Today marks the anniversary of Miles Davis’ death.

The very first time I heard Miles Davis play his trumpet, my mum had just left my dad.

Miles Davis, along with Nat King Cole, The Doors and Nina Simone – in all their shiny black vinyl glory – joined my mother and I, as we bundled ourselves into mum’s Citroën DS and took off for a “nice weekend away” in some now forgotten small New Zealand town.

The funny thing is, although I can’t quite pinpoint the town we stayed in, I remember vividly the smell of the cream 70’s upholstery in the motel we stayed at. I can still taste the warm, sickly-sweet milky tea that mum plyed me with, as she quietly plyed herself with generous gin and tonics to dull her pain.

I remember these things as if it were an hour ago. But most of all, I remember the music.
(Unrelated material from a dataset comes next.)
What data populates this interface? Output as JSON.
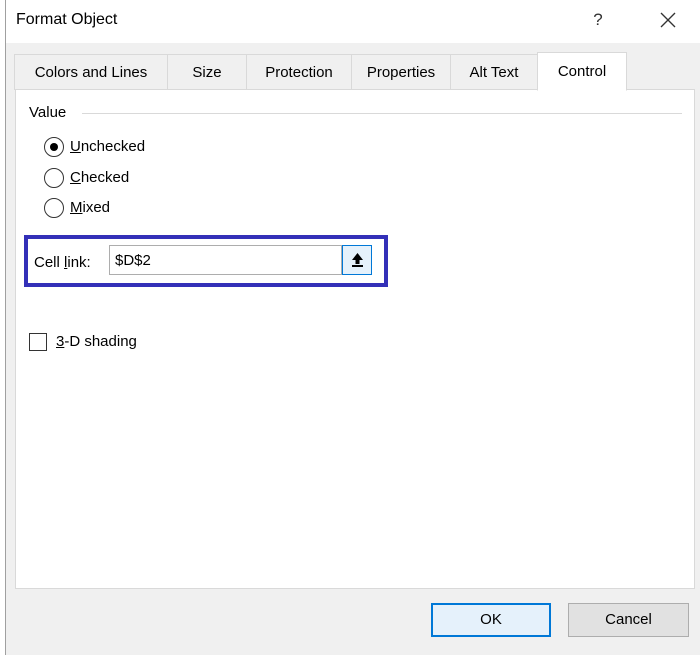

As my mamma fell apart, mourning the death of her marriage, I played with my Barbies to Miles’ soothing, soulful trumpet. And in those moments, Miles and I became life long friends.

It’s funny – every time I now hear Miles Davis, a small part of me is immediately transported back to that poignant 48 hours. To being a not-quite nine year old, witnessing deep grief and suffering in another human being for the first time.

Every time I hear Miles Davis’ haunting melodies, it catapults me back like an unwilling time traveller, to that motel – with its tea, gin, squeaky cream upholstery and flickering neon sign. In these moments, I have more compassion for my mother than I ever thought possible.

What a difficult, difficult time it must have been for her.

Today’s post doesn’t have much to do with leadership.

It has a lot to do with music, memories and how art – music, poetry, writing or art in any of its guises – is crucial for a meaningful human existence.

From the cave drawings made by our ancestors at the dawn of time, to the music that every culture has at its core of its expression of who they are, art lets our heart and soul compellingly express our existence.

It’s a non-judgemental companion on the journey of being human.

And so, I want to say thank you Miles. Thank you music. And thank you art.

Thank you for journeying with me as I’ve stumbled and as I’ve soared. Thanks for being my companion and helping me make meaning. For stopping me in my tracks and making me catch my breath in awe.

And most of all, for soothing the soul of a forty-something woman whose heart was breaking – and a nine year old child who witnessed that heartbreak.